A côté de nos marques régionales bien installées (citons Florame, Terre d’Oc, L’Occitane en Provence, L’Othantique, Melvita, Thalgo), la Provence a vu naître ces dernières années de belles marques de cosmétiques naturelles, bio, sourcées et produites en Provence. Cet entrepreneuriat très féminin est engagé dans des démarches éco-responsables, sociales et
solidaires : parmi elles citons SENTEURS DU SUD à La Ciotat, LES FÉES EN PROVENCE à Aubagne, PULPE DE VIE à Marseille, OLIVE ET CALISSONS à Aix-en-Provence, COEUR DE CIGALE à Valréas, PROPOS NATURE, à La Roque d’Anthéron.

Une filière structurée

Investie dans une révolution verte, la filière bénéficie de tout un écosystème dans un engagement éco-responsable pour des produits plus sûrs, utilisant moins de solvants, consommant moins d’énergie et réduisant les rejets.

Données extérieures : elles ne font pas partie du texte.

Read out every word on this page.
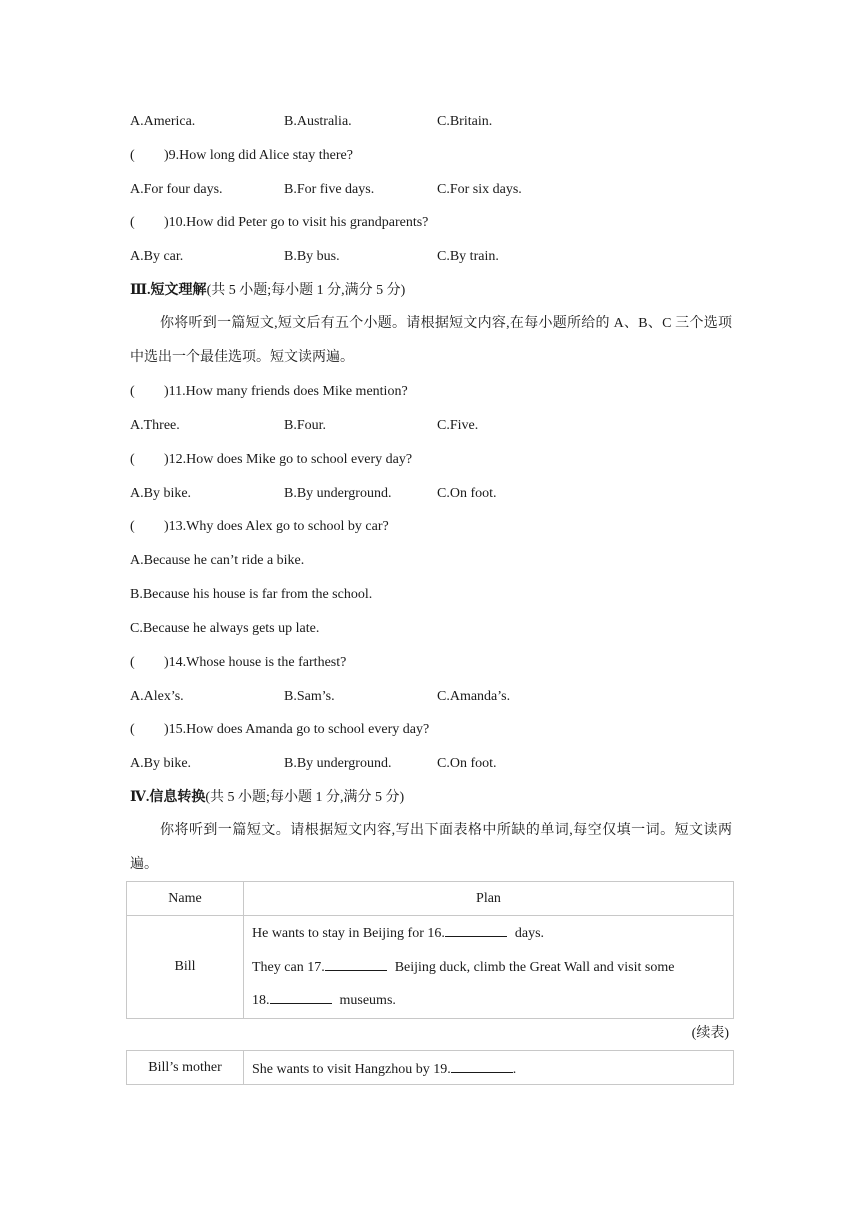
A.America.	B.Australia.	C.Britain.
( )9.How long did Alice stay there?
A.For four days.	B.For five days.	C.For six days.
( )10.How did Peter go to visit his grandparents?
A.By car.	B.By bus.	C.By train.
Ⅲ.短文理解(共 5 小题;每小题 1 分,满分 5 分)
你将听到一篇短文,短文后有五个小题。请根据短文内容,在每小题所给的 A、B、C 三个选项中选出一个最佳选项。短文读两遍。
( )11.How many friends does Mike mention?
A.Three.	B.Four.	C.Five.
( )12.How does Mike go to school every day?
A.By bike.	B.By underground.	C.On foot.
( )13.Why does Alex go to school by car?
A.Because he can’t ride a bike.
B.Because his house is far from the school.
C.Because he always gets up late.
( )14.Whose house is the farthest?
A.Alex’s.	B.Sam’s.	C.Amanda’s.
( )15.How does Amanda go to school every day?
A.By bike.	B.By underground.	C.On foot.
Ⅳ.信息转换(共 5 小题;每小题 1 分,满分 5 分)
你将听到一篇短文。请根据短文内容,写出下面表格中所缺的单词,每空仅填一词。短文读两遍。
Name	Plan
Bill	He wants to stay in Beijing for 16. days.
They can 17. Beijing duck, climb the Great Wall and visit some
18. museums.
(续表)
Bill’s mother	She wants to visit Hangzhou by 19.	.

Le pôle de compétitivité PASS (Parfums, Arômes, Senteurs, Saveurs) à Grasse (06) fédère les entreprises du secteur et favorise par ses actions l’innovation et la compétitivité mondiale.

Le CPPARM (Comité des Plantes à Parfum, Aromatiques et Médicinales) à Manosque travaille à défendre, accroître et valoriser la production provençale. « Les retombées de ces filières en termes d’image, et d’économie sont très positives pour la Provence » affirme Aurélie Gommé, directrice du CPPARM.

L’association AUTHENTIC PROVENCE est née en 2013 de la volonté d’entreprises du secteur de garantir aux consommateurs l’origine provençale de la marque : « Cette initiative apporte une garantie aux distributeurs étrangers en quête d’authenticité et en lutte contre la contrefaçon » souligne Christophe Gilles, président de l’association et dirigeant du
laboratoire Algovital.

L’association COSMEBIO promeut une filière d’excellence et sensibilise le public à une cosmétique différente. En Provence, 50 entreprises y adhèrent. « La cosmétique bio a ouvert de nouvelles voies de recherche à la cosmétique conventionnelle » précise Jean François Gravier, membre de la commission technique et Président des Laboratoires Gravier en évoquant le rachat de SANOFLORE par L’ORÉAL.

COSMED (700 adhérents dont 200 en PACA) à Aix-en-Provence réunit les TPE et PME du secteur, sa vocation est de défendre les intérêts de ses membres et de fournir des services (veille règlementaire, formation, groupement d’achats).

Obligatoire à partir du 1er janvier 2017, le référentiel européen COSMOS s’emploie à sauvegarder l’environnement et à assurer le bien-être en favorisant le développement de produits cosmétiques naturels et biologiques et en diffusant une information transparente afin que les consommateurs puissent être les acteurs du développement durable.

A Marseille, la plateforme Cosmétic Provence offre aux petites entreprises du secteur l’accès à des ressources techniques, marketing, industrielles et juridiques. “C’est un réseau de partenaires”, explique son président Jean-Claude Hubaud, fondateur du laboratoire Hélioscience spécialisé dans l’évaluation des protections solaires.